2. Les médicaments ne sont pas régis par les mêmes dispositions légales que les produits cosmétiques : ils sont soumis à la loi sur les produits thérapeutiques (LPTh ; RS 812.21). Lorsque des médicaments ou des excipients sont mis sur le marché, ils doivent satisfaire aux exigences de la Pharmacopée ou d’autres pharmacopées reconnues par Swissmedic, dans lesquelles la sécurité (y c. la toxicité) a déjà été prise en considération.
Les produits cosmétiques sont quant à eux régis par la loi sur les denrées alimentaires (LDAl ; RS 817.0) et sont soumis au principe de l’autocontrôle. Avant d’être mis sur le marché, leur sécurité doit faire l’objet d’une évaluation et être attestée par un rapport. Concernant les ingrédients, la sécurité est évaluée de façon individuelle et spécifique au produit à l’aune de toute la documentation disponible, ce qui exige des connaissances approfondies en toxicologie. Cette évaluation de la sécurité n’a rien à voir avec le processus de fabrication des produits cosmétiques. En effet, dans ce domaine, les droguistes disposent des connaissances nécessaires.
3. Les produits cosmétiques mis sur le marché en Suisse sont soumis à une seule législation, qui vise à garantir la protection de la santé des consommateurs. Les exigences légales s’appliquent indépendamment du lieu de vente et du fabricant. Les petites entreprises ne sont ainsi pas défavorisées.
4. Il n’est pas judicieux de prévoir de dérogation permettant aux drogueries et autres fournisseurs de mettre sur le marché des produits soumis à des exigences de sécurité moins sévères.

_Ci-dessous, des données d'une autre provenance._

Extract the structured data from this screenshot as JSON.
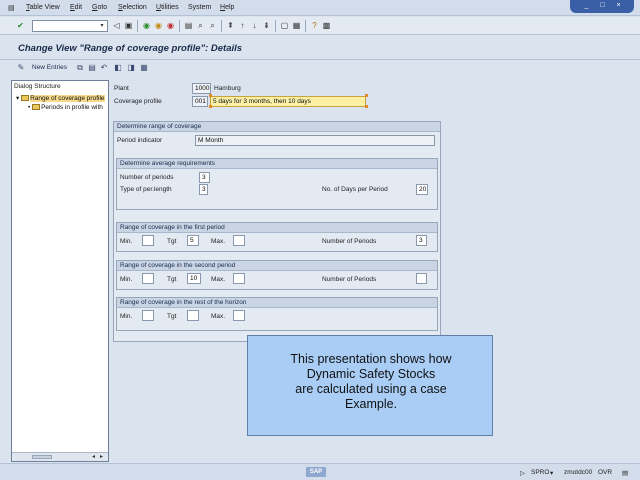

Les discussions menées ces dernières années entre l’Association suisse des droguistes et l’Office fédéral de la sécurité alimentaire et des affaires vétérinaires (OSAV) ont montré que la formation actuelle des droguistes ES (école supérieure) telle que définie par le Secrétariat d’État à la formation, à la recherche et à l’innovation n’est pas suffisante pour signer des rapports de sécurité. En effet, cette formation ne comporte aucun module sur les bases légales applicables aux produits cosmétiques ni sur la toxicologie. La nouvelle formation prévue pour les droguistes vise à transmettre les connaissances scientifiques nécessaires. Cette approche, qui repose sur un dialogue permanent avec les experts de l’OSAV, devrait permettre de parvenir à une solution satisfaisante pour toutes les parties.